I am so sorry for your pain, and hers. For her good and yours she needs residential care.

selzach said...

Thanks to you all for your kind words and support.

Michelle - I'm going to check out the site you recommended.

Anonymous - the hormone suggestion was an excellent one, but she had a radical hysterectomy decades ago.

Mom was discharged last week, went home and took a bottle of Tylenol and called me to say goodbye (thank G-d she did). No permanent damage from the Tylenol, but they're taking her suicidality more seriously and she's been court-ordered into a 4-6 month treatment program.

Yes, she does need to be in a group home or other residential facility for the long haul. Unfortunately she refuses all treatment other than meds, as is her right.

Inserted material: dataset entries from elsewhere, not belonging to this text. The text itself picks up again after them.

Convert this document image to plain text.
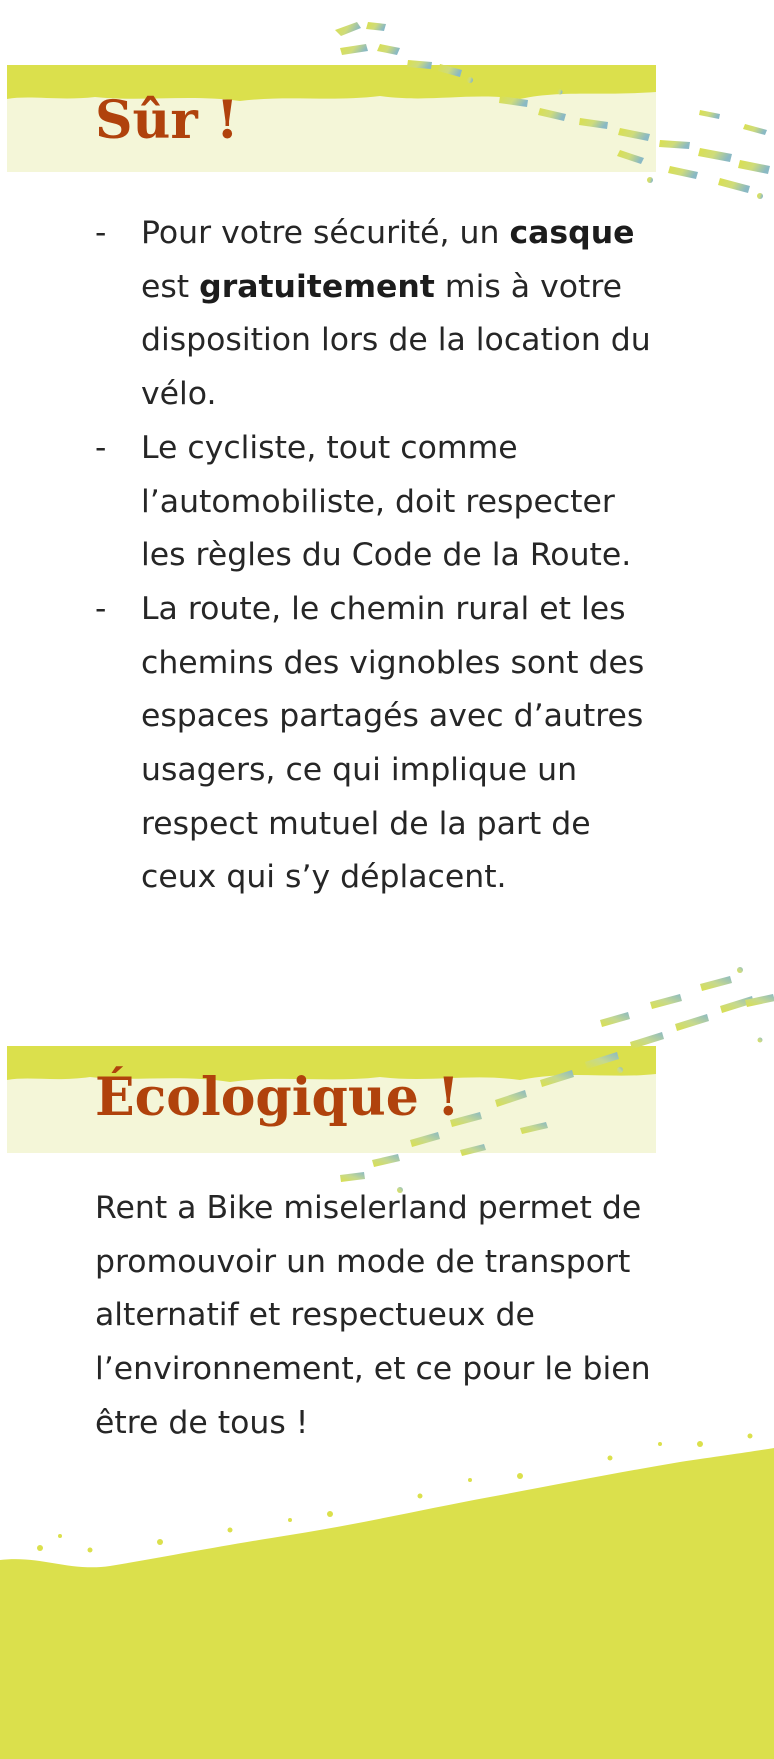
Sûr !
- Pour votre sécurité, un casque est gratuitement mis à votre disposition lors de la location du vélo.
- Le cycliste, tout comme l’automobiliste, doit respecter les règles du Code de la Route.
- La route, le chemin rural et les chemins des vignobles sont des espaces partagés avec d’autres usagers, ce qui implique un respect mutuel de la part de ceux qui s’y déplacent.
Écologique !

Rent a Bike miselerland permet de promouvoir un mode de transport alternatif et respectueux de l’environnement, et ce pour le bien être de tous !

She refused the community care offered to her, which would allow her to live independently with monitoring. She doesn't want to live in a group home and can't be forced to. Her solution would be to have someone, preferably me, take care of her 24/7 so she can give up.

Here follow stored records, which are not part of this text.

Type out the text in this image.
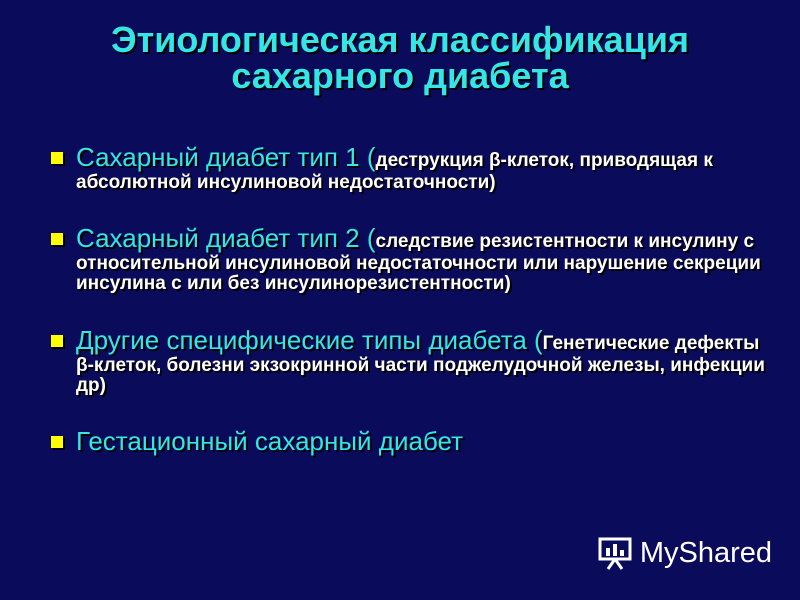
Этиологическая классификация
сахарного диабета
Сахарный диабет тип 1 (деструкция β-клеток, приводящая к абсолютной инсулиновой недостаточности)
Сахарный диабет тип 2 (следствие резистентности к инсулину с относительной инсулиновой недостаточности или нарушение секреции инсулина с или без инсулинорезистентности)
Другие специфические типы диабета (Генетические дефекты β-клеток, болезни экзокринной части поджелудочной железы, инфекции др)
Гестационный сахарный диабет
MyShared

There is no solution. I'm praying that with time she'll get back to a somewhat stable state, but I realize she'll crash again and again.

Pollyanna said...

Well, first of all, like the other's said I am so sorry for all your pain and sorrow. My sister is exactly like your Mom. She also has a personality disorder and has 8 different personalities. She is a mess. Half of her personalites are addicted to drugs, which has led her down a bad path, as you can imagine. She is living in a lock down treatment center right now with the threat of prison hanging over her head because she's on probation and keeps having dirty drug tests. It's a horribly sad situation, especially for her children. I have no advice for you expect to say to keep trying to live your own life and keep putting YOUR little family first. It's sad and unfortunate, but even mentally ill people have the right to make really bad choices. And if your Mom or my sister don't want to get better or don't want help there isn't much that anybody can do for them. Hang in there and find somebody to talk to so that you can keep your sanity intact!

kittenpie said...

This is really hard. My own mom suffered a psychotic break and several repeats of it over a few years that totally altered her personality, too, so I know how very hard it is to look at someone and remember what they used to be and mourn for someone who is lost, but still sitting right in front of you. I am lucky that my mom's state is not nearly as bad, and has evened out a lot over about 10-15 years, so I don't have a lot to offer in the way of advice except to remember that you can only do the best you can, be there for her when you can, but ultimately, you may not be able to change it, just to try and figure out how to accept it. It's a tough thing to try and let go a little so it doesn't consume you, though, when it's someone you love and it's guilt-making. I wish you and your mom the best, and my heart goes out to you, honey.

Anonymous said...

It is always wrong to commit someone, no matter what. It only does harm, never good. Whatever else might happen, hold on to your own soul and don't put that on yourself again.

Of course your mother doesn't want to live in a group home---no one should live in such a place.

I don't have a solution, other than keep your hands clean and your soul clear by not forcing her to take drugs or collaborating in any state attempt to force her.

It's hard to understand how the drugs could have caused such disability, is there something else that could have caused it you're not telling us?